For Affleck, the character also has resonances with Shakespeare’s Hamlet, as his inability to decide on a course of action threatens to cause his undoing. In Affleck’s view, TO THE WONDER depicts Neil as he discovers his true self, and the film asks viewers to consider the obligations they have to each other and to the world that go beyond selfish interests. “In many ways this story contemplates and explores the aspects of love that I really haven’t seen explored on film before. It’s not just those high highs and those low lows, but those moments in between that are so honest and true,” says producer Nicolas Gonda. Says Affleck, “What I find resonant thematically in the movie, has to do with a character who is changed, grappling with change and principle and living with the consequences of that change. Good and bad. Somebody who is trying to negotiate the space between the pain you can cause others versus the importance of caring for them. How much do you owe another person at the cost of yourself? How much of yourself is one meant to give to ones’ principles? I think that’s really interesting.”
“You can love some people more than others, and the ones that you love more, maybe you can’t live with them,” says Olga Kurylenko, who plays the role of Neil’s conflicted love, Marina.
TO THE WONDER also required some cast members to transcend their usual acting methods by blurring fiction and reality. Javier Bardem plays a priest who is struggling to live up to the high expectations of his own commitment. To prepare him, Malick teamed him with respected photojournalist Eugene Richards to talk with prisoners, actual priests and Bartlesville residents, some of whom shared troubling life stories. “These stories, the way they talked to me, was amazingly powerful,” Bardem says.
This process was incredibly moving for all concerned. “We got to know so many extraordinary people while shooting this film,” says producer Sarah Green. “A former meth addict took the opportunity to tell his story in front of his son. A woman facing death spoke about her concern for her child’s future. Inmates shared their histories. We all came away profoundly changed.”

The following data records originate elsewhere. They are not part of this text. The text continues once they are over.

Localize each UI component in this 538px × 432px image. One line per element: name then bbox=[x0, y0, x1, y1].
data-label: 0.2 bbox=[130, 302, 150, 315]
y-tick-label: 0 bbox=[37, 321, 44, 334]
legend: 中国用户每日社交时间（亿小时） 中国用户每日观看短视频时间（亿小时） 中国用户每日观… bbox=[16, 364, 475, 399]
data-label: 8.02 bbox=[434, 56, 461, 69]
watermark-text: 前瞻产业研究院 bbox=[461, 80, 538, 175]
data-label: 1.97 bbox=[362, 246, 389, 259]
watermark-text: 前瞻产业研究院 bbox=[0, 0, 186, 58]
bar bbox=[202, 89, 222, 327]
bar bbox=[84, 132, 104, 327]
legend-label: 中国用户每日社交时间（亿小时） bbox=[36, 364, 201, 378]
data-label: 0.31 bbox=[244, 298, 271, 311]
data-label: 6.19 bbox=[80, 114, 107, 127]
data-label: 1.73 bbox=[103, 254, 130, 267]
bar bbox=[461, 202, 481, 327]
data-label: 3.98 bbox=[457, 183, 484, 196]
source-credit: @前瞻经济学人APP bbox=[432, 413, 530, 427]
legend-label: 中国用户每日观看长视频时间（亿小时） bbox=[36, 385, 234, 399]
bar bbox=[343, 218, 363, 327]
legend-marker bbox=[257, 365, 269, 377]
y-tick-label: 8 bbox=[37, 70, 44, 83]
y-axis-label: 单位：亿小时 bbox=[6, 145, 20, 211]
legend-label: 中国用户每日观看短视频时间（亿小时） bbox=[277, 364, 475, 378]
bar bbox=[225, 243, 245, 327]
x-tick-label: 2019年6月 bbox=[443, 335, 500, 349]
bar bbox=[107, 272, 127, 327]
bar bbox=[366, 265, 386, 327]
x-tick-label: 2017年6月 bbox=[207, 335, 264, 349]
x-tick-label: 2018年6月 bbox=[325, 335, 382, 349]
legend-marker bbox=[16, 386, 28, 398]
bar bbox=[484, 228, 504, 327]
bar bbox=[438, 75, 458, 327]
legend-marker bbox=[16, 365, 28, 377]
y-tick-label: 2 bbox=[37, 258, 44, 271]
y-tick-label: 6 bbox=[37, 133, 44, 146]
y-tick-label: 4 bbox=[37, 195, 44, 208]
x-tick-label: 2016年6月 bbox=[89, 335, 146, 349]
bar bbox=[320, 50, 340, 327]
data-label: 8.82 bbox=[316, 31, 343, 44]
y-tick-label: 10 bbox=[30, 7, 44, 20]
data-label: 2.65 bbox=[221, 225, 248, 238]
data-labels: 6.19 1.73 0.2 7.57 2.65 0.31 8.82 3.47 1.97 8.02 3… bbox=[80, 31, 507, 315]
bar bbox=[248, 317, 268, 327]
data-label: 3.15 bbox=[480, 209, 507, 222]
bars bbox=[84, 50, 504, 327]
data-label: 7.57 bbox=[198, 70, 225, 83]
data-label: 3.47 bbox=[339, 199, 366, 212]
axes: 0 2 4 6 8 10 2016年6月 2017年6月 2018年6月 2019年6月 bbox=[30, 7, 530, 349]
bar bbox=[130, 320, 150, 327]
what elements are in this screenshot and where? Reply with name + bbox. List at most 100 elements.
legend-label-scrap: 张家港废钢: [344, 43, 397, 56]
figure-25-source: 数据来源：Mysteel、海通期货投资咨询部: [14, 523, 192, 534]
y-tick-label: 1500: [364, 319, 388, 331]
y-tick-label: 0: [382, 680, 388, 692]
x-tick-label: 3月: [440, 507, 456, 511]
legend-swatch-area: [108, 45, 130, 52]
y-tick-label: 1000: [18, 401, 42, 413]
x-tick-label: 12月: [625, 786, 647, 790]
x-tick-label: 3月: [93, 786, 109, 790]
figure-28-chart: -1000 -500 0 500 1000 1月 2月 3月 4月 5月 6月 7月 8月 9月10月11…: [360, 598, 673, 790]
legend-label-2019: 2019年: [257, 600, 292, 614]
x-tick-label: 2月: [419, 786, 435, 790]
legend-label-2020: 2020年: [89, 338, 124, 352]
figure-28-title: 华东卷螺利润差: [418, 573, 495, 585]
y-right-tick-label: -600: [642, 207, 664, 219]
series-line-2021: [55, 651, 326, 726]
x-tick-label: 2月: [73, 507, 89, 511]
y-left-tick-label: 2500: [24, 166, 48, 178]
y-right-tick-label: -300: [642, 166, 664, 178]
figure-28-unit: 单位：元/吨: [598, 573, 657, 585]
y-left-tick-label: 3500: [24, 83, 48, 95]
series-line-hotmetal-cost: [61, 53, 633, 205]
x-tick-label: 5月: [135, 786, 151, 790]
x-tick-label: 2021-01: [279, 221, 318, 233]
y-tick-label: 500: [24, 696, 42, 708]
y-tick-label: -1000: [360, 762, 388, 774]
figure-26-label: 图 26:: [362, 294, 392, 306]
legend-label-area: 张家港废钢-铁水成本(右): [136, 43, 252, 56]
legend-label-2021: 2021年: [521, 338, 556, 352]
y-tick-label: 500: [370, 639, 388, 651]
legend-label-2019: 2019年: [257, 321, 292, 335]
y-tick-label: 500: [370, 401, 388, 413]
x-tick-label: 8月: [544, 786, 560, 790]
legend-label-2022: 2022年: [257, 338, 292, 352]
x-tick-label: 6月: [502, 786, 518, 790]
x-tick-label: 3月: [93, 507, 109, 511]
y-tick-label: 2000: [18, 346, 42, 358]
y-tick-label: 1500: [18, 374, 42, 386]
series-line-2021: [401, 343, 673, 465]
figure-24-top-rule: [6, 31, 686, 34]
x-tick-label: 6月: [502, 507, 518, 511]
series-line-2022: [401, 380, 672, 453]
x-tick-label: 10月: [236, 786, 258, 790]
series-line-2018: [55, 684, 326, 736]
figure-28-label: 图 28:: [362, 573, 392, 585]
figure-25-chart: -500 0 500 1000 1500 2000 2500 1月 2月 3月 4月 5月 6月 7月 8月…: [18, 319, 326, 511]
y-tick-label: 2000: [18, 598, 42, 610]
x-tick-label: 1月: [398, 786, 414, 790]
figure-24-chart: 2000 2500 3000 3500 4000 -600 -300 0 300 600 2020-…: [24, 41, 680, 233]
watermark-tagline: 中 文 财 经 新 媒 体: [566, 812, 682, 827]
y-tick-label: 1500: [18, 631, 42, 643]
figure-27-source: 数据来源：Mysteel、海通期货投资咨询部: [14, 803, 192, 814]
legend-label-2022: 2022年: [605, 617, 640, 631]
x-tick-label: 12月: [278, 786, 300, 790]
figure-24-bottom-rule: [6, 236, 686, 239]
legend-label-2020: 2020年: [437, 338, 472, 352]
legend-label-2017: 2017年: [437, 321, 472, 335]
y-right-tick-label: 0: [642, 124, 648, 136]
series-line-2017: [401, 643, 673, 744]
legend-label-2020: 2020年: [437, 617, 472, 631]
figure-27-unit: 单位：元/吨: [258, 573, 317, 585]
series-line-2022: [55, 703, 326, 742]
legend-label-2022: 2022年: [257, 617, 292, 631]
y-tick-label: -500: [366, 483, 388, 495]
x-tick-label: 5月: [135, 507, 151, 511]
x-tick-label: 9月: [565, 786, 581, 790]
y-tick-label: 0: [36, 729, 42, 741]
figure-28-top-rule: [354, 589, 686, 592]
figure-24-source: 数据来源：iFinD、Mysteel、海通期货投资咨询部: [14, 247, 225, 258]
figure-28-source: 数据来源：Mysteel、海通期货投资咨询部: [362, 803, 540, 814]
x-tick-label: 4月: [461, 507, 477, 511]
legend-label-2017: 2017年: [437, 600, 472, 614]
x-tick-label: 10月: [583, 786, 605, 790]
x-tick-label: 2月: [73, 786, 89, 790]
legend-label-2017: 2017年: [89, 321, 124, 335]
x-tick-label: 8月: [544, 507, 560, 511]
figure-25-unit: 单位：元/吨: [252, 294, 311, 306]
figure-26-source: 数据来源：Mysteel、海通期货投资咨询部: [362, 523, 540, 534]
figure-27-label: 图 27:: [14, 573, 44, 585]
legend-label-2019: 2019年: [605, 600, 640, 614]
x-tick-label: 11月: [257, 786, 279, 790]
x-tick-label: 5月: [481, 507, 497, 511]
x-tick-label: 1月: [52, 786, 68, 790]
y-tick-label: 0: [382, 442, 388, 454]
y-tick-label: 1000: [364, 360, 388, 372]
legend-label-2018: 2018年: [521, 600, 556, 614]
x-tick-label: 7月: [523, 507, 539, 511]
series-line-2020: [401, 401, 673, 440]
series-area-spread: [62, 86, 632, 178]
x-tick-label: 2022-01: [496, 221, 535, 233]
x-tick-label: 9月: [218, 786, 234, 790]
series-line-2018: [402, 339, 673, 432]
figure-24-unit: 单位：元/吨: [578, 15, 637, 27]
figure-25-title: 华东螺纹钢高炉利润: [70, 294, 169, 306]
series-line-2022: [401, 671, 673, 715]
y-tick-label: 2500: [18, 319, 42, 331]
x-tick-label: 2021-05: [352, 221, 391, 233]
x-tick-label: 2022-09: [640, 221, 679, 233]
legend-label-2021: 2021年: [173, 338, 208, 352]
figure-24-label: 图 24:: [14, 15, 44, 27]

Though such experiences were often trying, Bardem, like many of his fellow actors, says that working on TO THE WONDER was an electrifying and eye-opening experience that he will treasure for years to come. “It’s going to be hard for me to get back to the normal, orthodox set,” Bardem says. “It’s chaotic in a good way because you are alive all the time, like you are really discovering the world, discovering the other through your eyes because you don’t know what’s going to happen next, and that’s beautiful. It’s one of the main goals of performing.”